Eine ausgezeichnete ärztliche Versorgung für die Bevölkerung stehe auch im Mittelpunkt der in Verhandlung stehenden Gesundheitsreform. Deren Inhalt stehe unter das Motto "Mein Arzt ist immer da, wenn ich ihn brauche", sagte Schelling. Deshalb ist für ihn die laufende Kampagne der Ärztekammer, in der auch vor einer Schließung von Ordinationen gewarnt wird, umso unverständlicher.

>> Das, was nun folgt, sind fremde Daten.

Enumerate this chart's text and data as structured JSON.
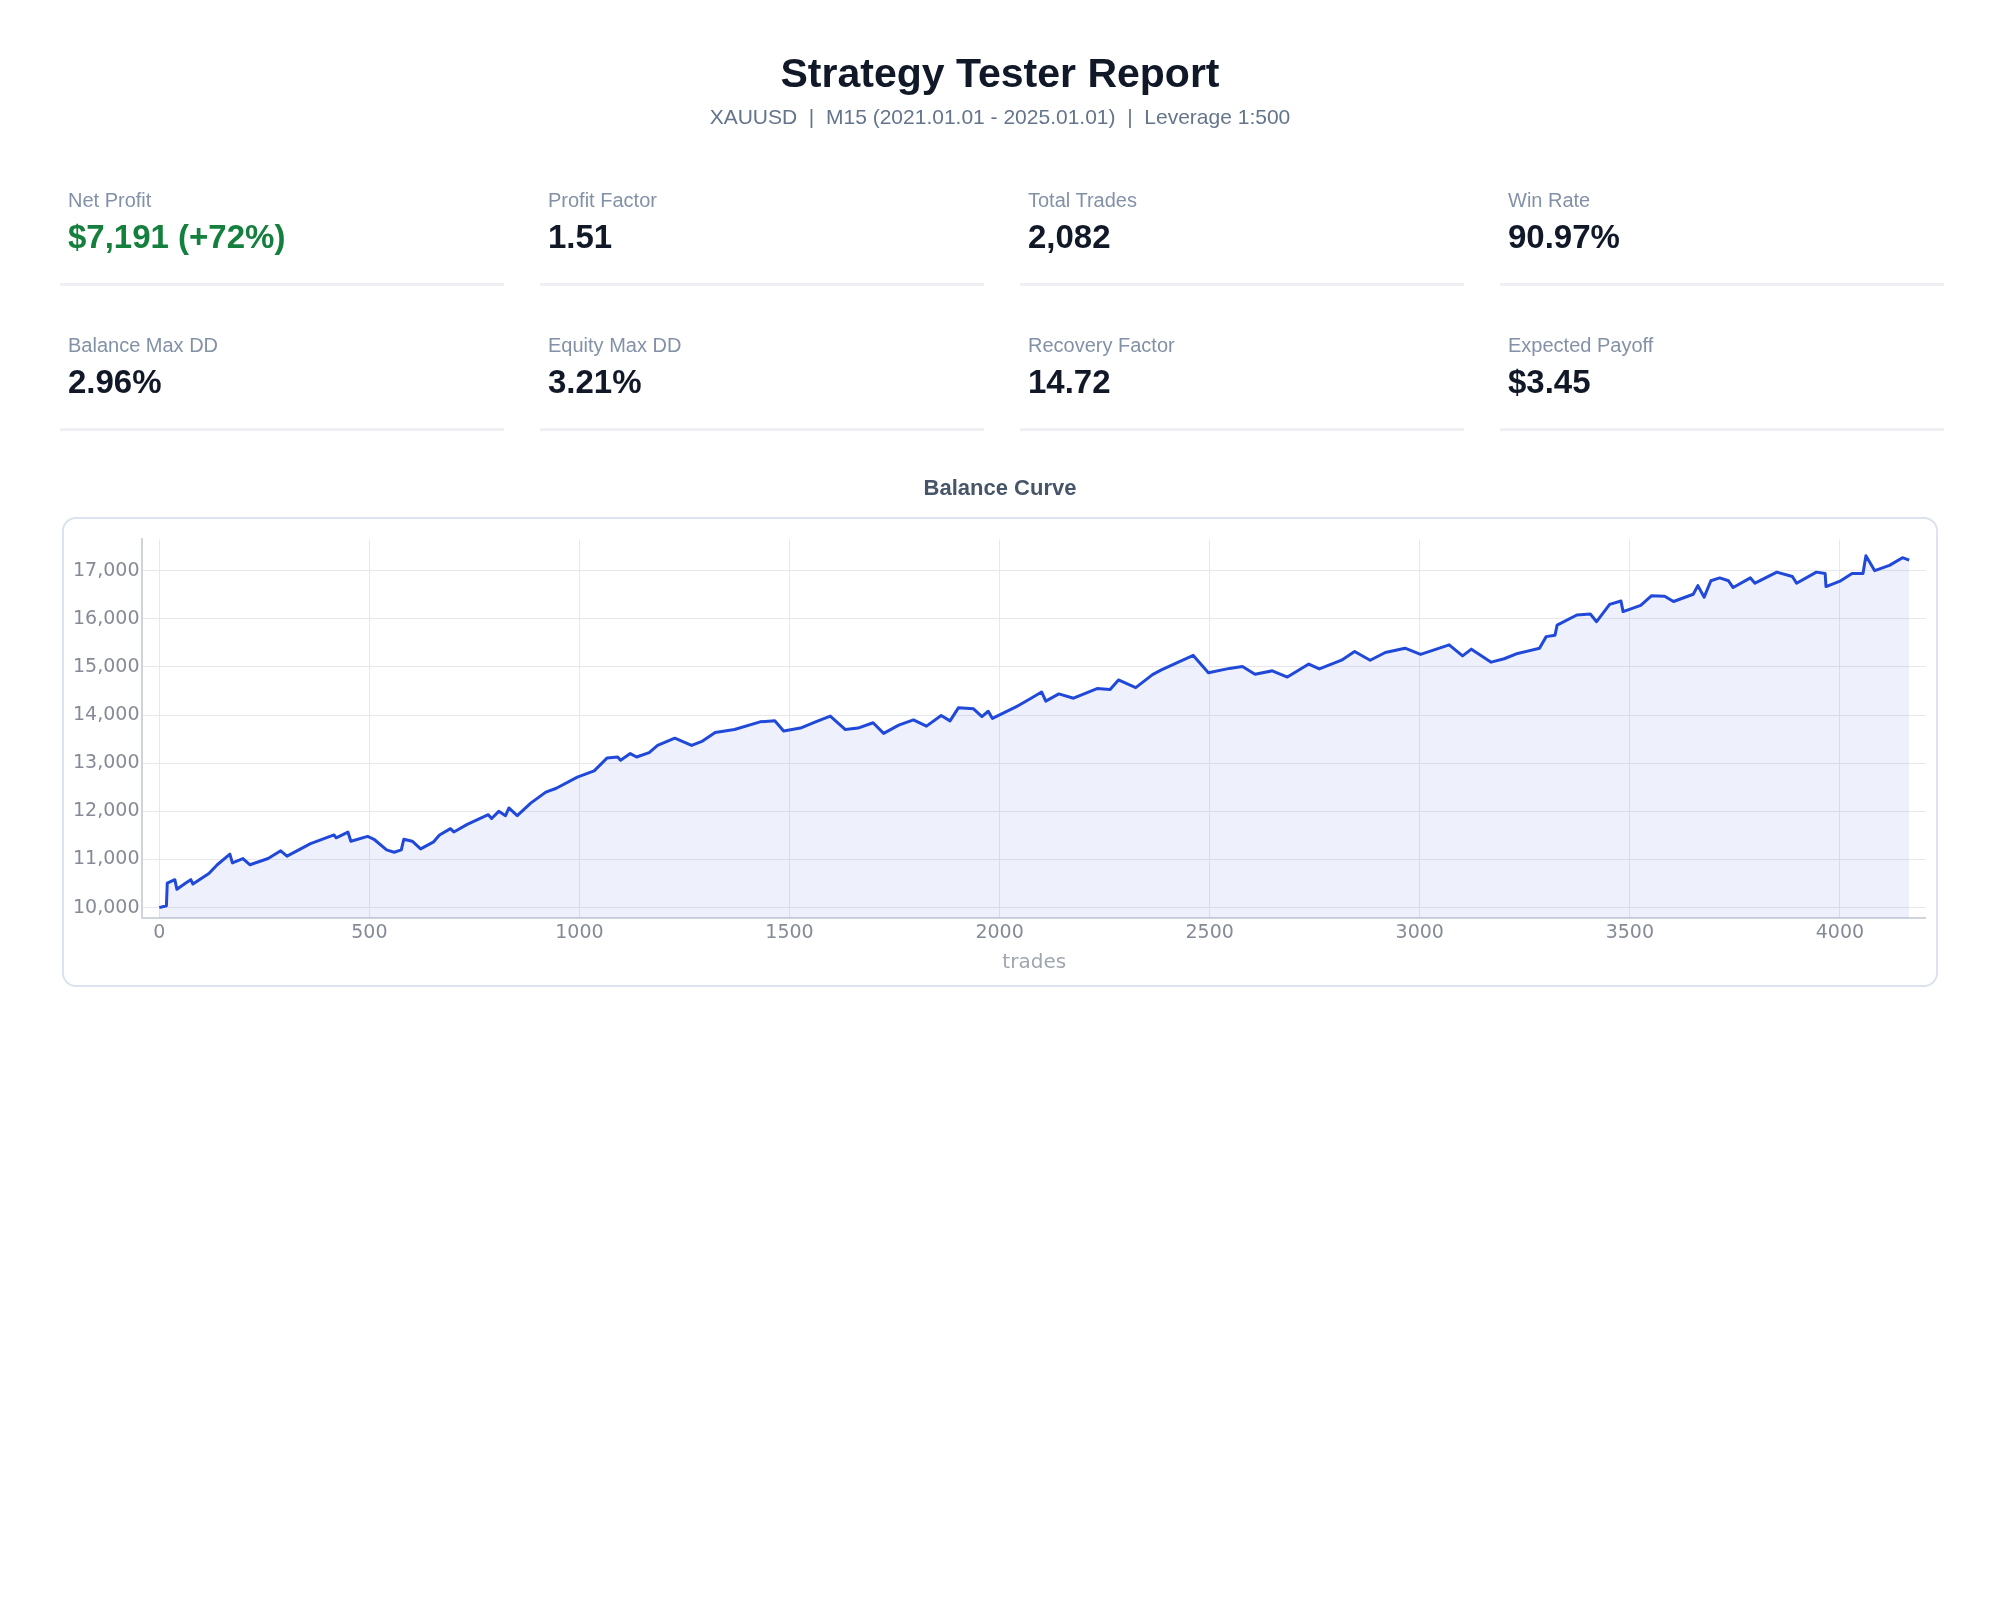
{
  "chart_data": [
    {
      "type": "other",
      "title": "Strategy Tester Report",
      "subtitle": "XAUUSD  |  M15 (2021.01.01 - 2025.01.01)  |  Leverage 1:500",
      "annotations": [
        "Net Profit",
        "$7,191 (+72%)",
        "Profit Factor",
        "1.51",
        "Total Trades",
        "2,082",
        "Win Rate",
        "90.97%",
        "Balance Max DD",
        "2.96%",
        "Equity Max DD",
        "3.21%",
        "Recovery Factor",
        "14.72",
        "Expected Payoff",
        "$3.45"
      ]
    },
    {
      "type": "area",
      "title": "Balance Curve",
      "xlabel": "trades",
      "color": "#2049d9",
      "grid": true,
      "legend": false,
      "marker": "none",
      "line_style": "solid",
      "x": [
        0,
        17,
        19,
        37,
        42,
        63,
        75,
        80,
        118,
        138,
        168,
        174,
        199,
        216,
        259,
        289,
        304,
        360,
        416,
        421,
        449,
        456,
        496,
        511,
        541,
        559,
        576,
        582,
        602,
        622,
        652,
        667,
        693,
        701,
        733,
        783,
        791,
        808,
        824,
        832,
        852,
        884,
        920,
        945,
        995,
        1035,
        1066,
        1091,
        1098,
        1121,
        1136,
        1166,
        1186,
        1227,
        1267,
        1293,
        1323,
        1369,
        1430,
        1465,
        1486,
        1526,
        1562,
        1597,
        1633,
        1663,
        1699,
        1724,
        1760,
        1795,
        1826,
        1861,
        1882,
        1902,
        1938,
        1958,
        1973,
        1983,
        2039,
        2075,
        2100,
        2110,
        2141,
        2176,
        2232,
        2263,
        2283,
        2324,
        2364,
        2385,
        2461,
        2497,
        2547,
        2578,
        2608,
        2649,
        2685,
        2736,
        2761,
        2814,
        2845,
        2882,
        2918,
        2965,
        3002,
        3070,
        3102,
        3123,
        3170,
        3201,
        3233,
        3285,
        3301,
        3322,
        3327,
        3374,
        3406,
        3421,
        3452,
        3479,
        3484,
        3526,
        3552,
        3583,
        3604,
        3651,
        3662,
        3677,
        3693,
        3714,
        3735,
        3746,
        3787,
        3798,
        3850,
        3887,
        3897,
        3944,
        3965,
        3967,
        4002,
        4029,
        4055,
        4062,
        4083,
        4118,
        4149,
        4165
      ],
      "values": [
        10000,
        10040,
        10510,
        10580,
        10380,
        10510,
        10580,
        10490,
        10710,
        10890,
        11110,
        10930,
        11020,
        10890,
        11020,
        11180,
        11070,
        11330,
        11510,
        11450,
        11570,
        11380,
        11480,
        11420,
        11200,
        11150,
        11200,
        11420,
        11380,
        11220,
        11360,
        11510,
        11640,
        11570,
        11730,
        11930,
        11850,
        12000,
        11910,
        12070,
        11910,
        12170,
        12400,
        12480,
        12710,
        12840,
        13110,
        13130,
        13060,
        13200,
        13130,
        13220,
        13370,
        13520,
        13370,
        13460,
        13640,
        13700,
        13860,
        13880,
        13670,
        13730,
        13860,
        13980,
        13700,
        13730,
        13840,
        13620,
        13790,
        13900,
        13770,
        13990,
        13880,
        14150,
        14130,
        13970,
        14080,
        13930,
        14170,
        14350,
        14480,
        14290,
        14440,
        14350,
        14550,
        14530,
        14730,
        14570,
        14840,
        14940,
        15240,
        14880,
        14970,
        15010,
        14850,
        14920,
        14790,
        15060,
        14960,
        15140,
        15320,
        15140,
        15300,
        15390,
        15260,
        15460,
        15230,
        15370,
        15100,
        15170,
        15280,
        15390,
        15630,
        15660,
        15870,
        16080,
        16100,
        15940,
        16300,
        16370,
        16150,
        16280,
        16480,
        16470,
        16360,
        16510,
        16690,
        16450,
        16790,
        16850,
        16790,
        16650,
        16850,
        16740,
        16970,
        16880,
        16740,
        16970,
        16940,
        16670,
        16790,
        16940,
        16940,
        17310,
        17000,
        17110,
        17270,
        17220
      ],
      "xlim": [
        -40,
        4205
      ],
      "xticks": [
        0,
        500,
        1000,
        1500,
        2000,
        2500,
        3000,
        3500,
        4000
      ],
      "ylim": [
        9780,
        17650
      ],
      "yticks": [
        {
          "value": 10000,
          "label": "10,000"
        },
        {
          "value": 11000,
          "label": "11,000"
        },
        {
          "value": 12000,
          "label": "12,000"
        },
        {
          "value": 13000,
          "label": "13,000"
        },
        {
          "value": 14000,
          "label": "14,000"
        },
        {
          "value": 15000,
          "label": "15,000"
        },
        {
          "value": 16000,
          "label": "16,000"
        },
        {
          "value": 17000,
          "label": "17,000"
        }
      ]
    }
  ]
}
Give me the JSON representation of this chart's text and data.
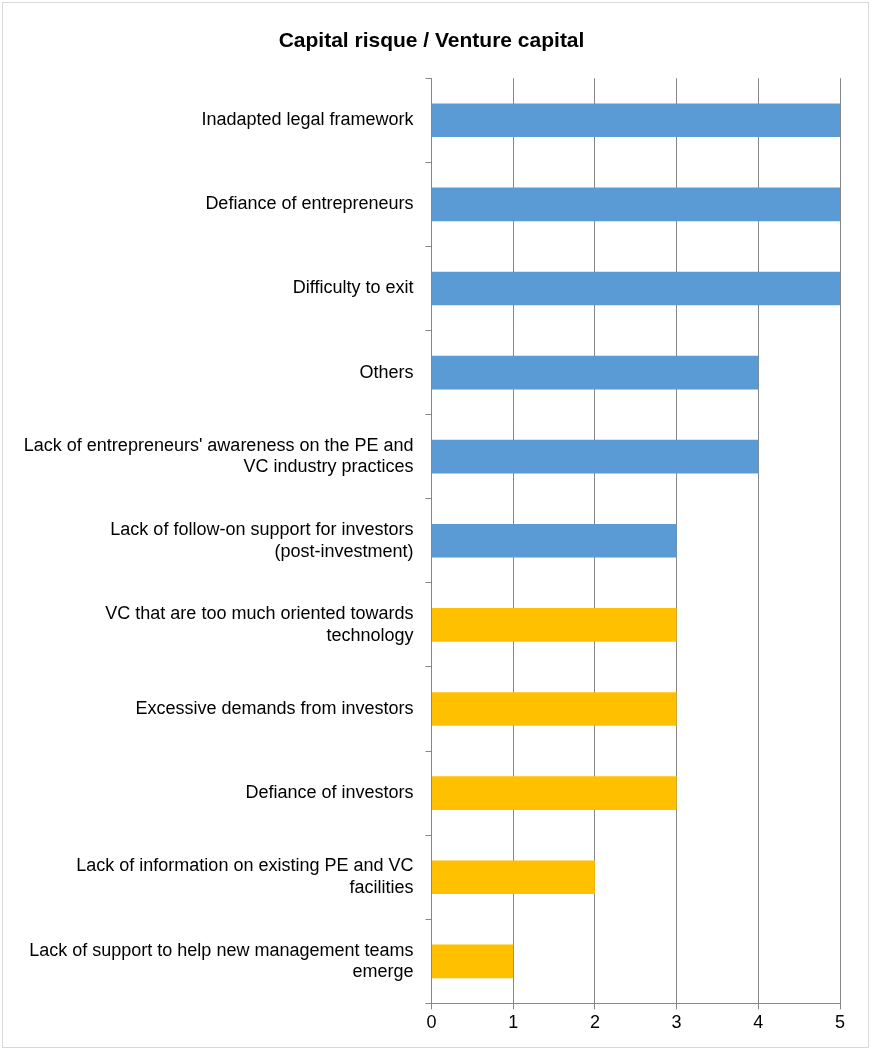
{
  "chart_data": {
    "type": "bar",
    "orientation": "horizontal",
    "title": "Capital risque / Venture capital",
    "categories": [
      "Inadapted legal framework",
      "Defiance of entrepreneurs",
      "Difficulty to exit",
      "Others",
      "Lack of entrepreneurs' awareness on the PE and VC industry practices",
      "Lack of follow-on support for investors (post-investment)",
      "VC that are too much oriented towards technology",
      "Excessive demands from investors",
      "Defiance of investors",
      "Lack of information on existing PE and VC facilities",
      "Lack of support to help new management teams emerge"
    ],
    "values": [
      5,
      5,
      5,
      4,
      4,
      3,
      3,
      3,
      3,
      2,
      1
    ],
    "colors": [
      "#5b9bd5",
      "#5b9bd5",
      "#5b9bd5",
      "#5b9bd5",
      "#5b9bd5",
      "#5b9bd5",
      "#ffc000",
      "#ffc000",
      "#ffc000",
      "#ffc000",
      "#ffc000"
    ],
    "xlim": [
      0,
      5
    ],
    "xticks": [
      0,
      1,
      2,
      3,
      4,
      5
    ],
    "grid": "x",
    "legend": false
  }
}
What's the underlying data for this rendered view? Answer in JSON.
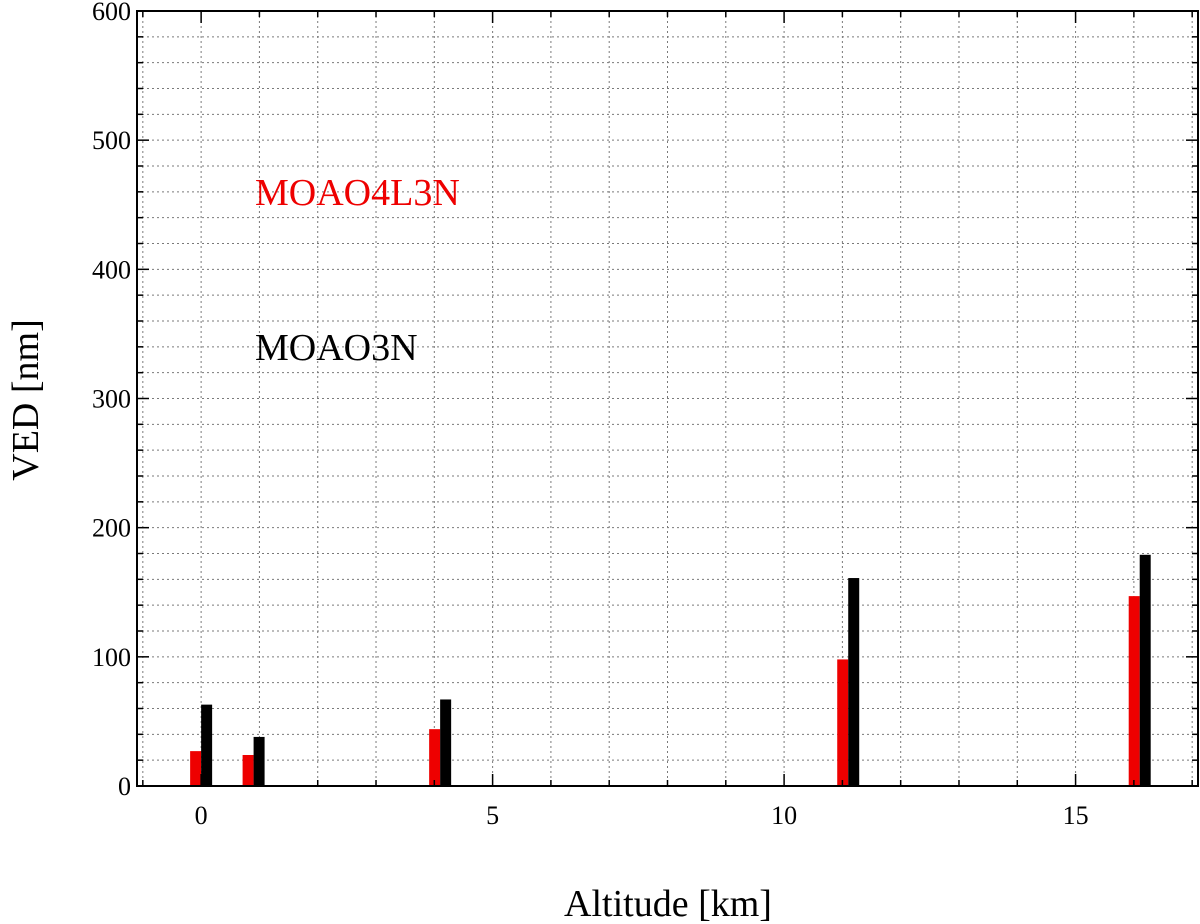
{
  "chart_data": {
    "type": "bar",
    "title": "",
    "xlabel": "Altitude [km]",
    "ylabel": "VED [nm]",
    "xlim": [
      -1.1,
      17.1
    ],
    "ylim": [
      0,
      600
    ],
    "xticks": [
      0,
      5,
      10,
      15
    ],
    "yticks": [
      0,
      100,
      200,
      300,
      400,
      500,
      600
    ],
    "grid": true,
    "legend_position": "upper-left, stacked text labels",
    "x": [
      0,
      0.9,
      4.1,
      11.1,
      16.1
    ],
    "series": [
      {
        "name": "MOAO4L3N",
        "color": "#ee0000",
        "values": [
          27,
          24,
          44,
          98,
          147
        ]
      },
      {
        "name": "MOAO3N",
        "color": "#000000",
        "values": [
          63,
          38,
          67,
          161,
          179
        ]
      }
    ]
  }
}
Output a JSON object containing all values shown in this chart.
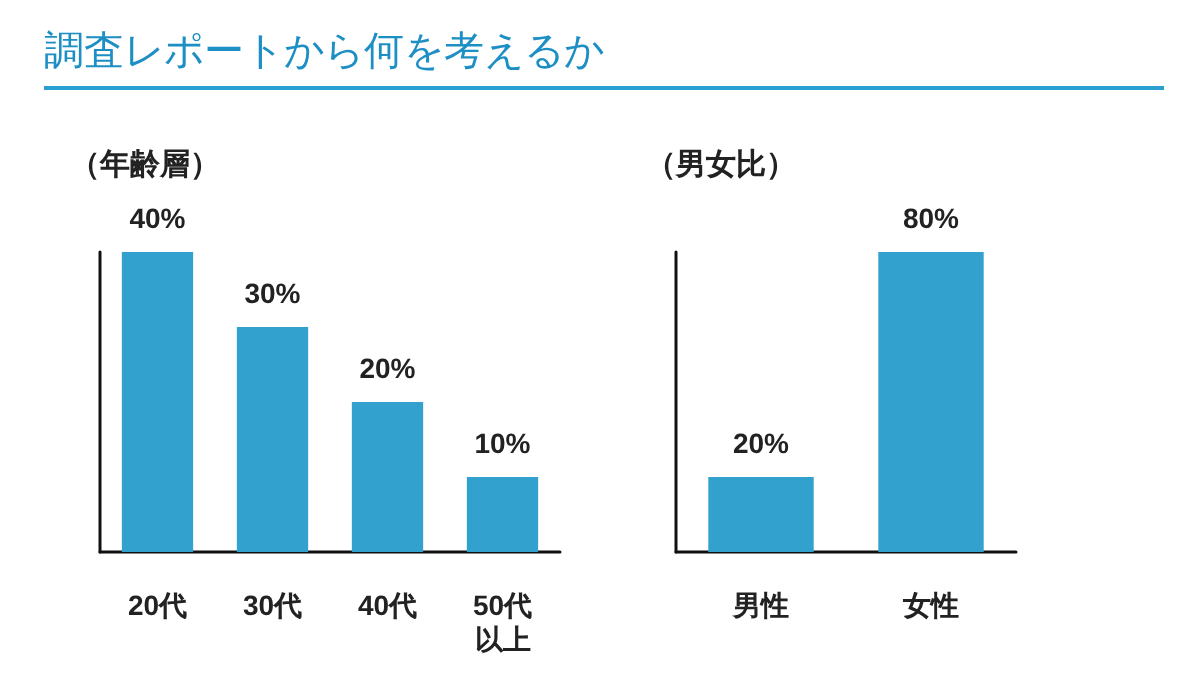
{
  "chart_data": [
    {
      "type": "bar",
      "title": "調査レポートから何を考えるか",
      "subtitle": "（年齢層）",
      "categories": [
        "20代",
        "30代",
        "40代",
        "50代以上"
      ],
      "values": [
        40,
        30,
        20,
        10
      ],
      "value_labels": [
        "40%",
        "30%",
        "20%",
        "10%"
      ],
      "color": "#33a1cd",
      "tick_labels": "x",
      "grid": false
    },
    {
      "type": "bar",
      "subtitle": "（男女比）",
      "categories": [
        "男性",
        "女性"
      ],
      "values": [
        20,
        80
      ],
      "value_labels": [
        "20%",
        "80%"
      ],
      "color": "#33a1cd",
      "tick_labels": "x",
      "grid": false
    }
  ]
}
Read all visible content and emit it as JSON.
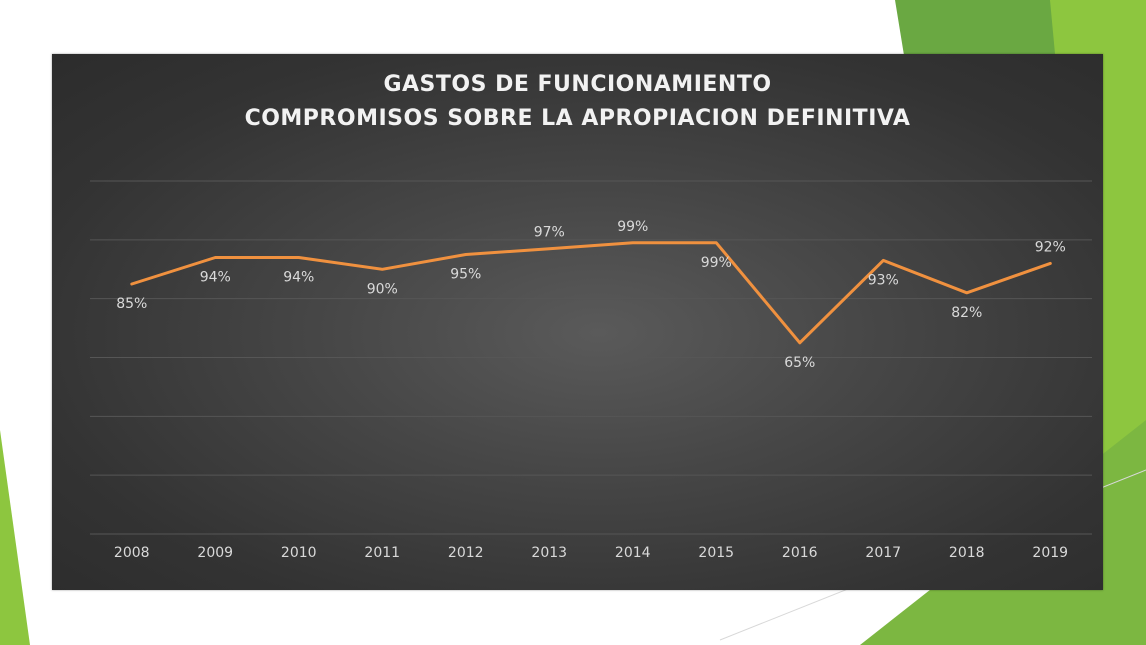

Der Hauptverbands-Chef bekräftigte auch, dass die Ausgaben der Sozialversicherung für ärztliche Hilfe - im Wesentlichen die Zahlungen an die Vertragsärzte - weiterhin Jahr für Jahr ein Rekordniveau erreichen. Bereits im Jahr 2011 sind diese Ausgaben um 3,0 Prozent auf 3,57 Mrd. Euro angestiegen. Für heuer wird ein noch kräftigerer Anstieg, nämlich um 4,4 Prozent auf 3,73 Mrd. prognostiziert. Dieses Plus liege damit um rund 30 Prozent über dem erwarteten Wachstum der Beitragseinnahmen der Sozialversicherung. Für Schelling sind diese Zahlen "ein deutliches Bekenntnis der Krankenkassen zur Absicherung und zum Ausbau der Versorgung der Bevölkerung mit niedergelassenen Ärztinnen und Ärzten."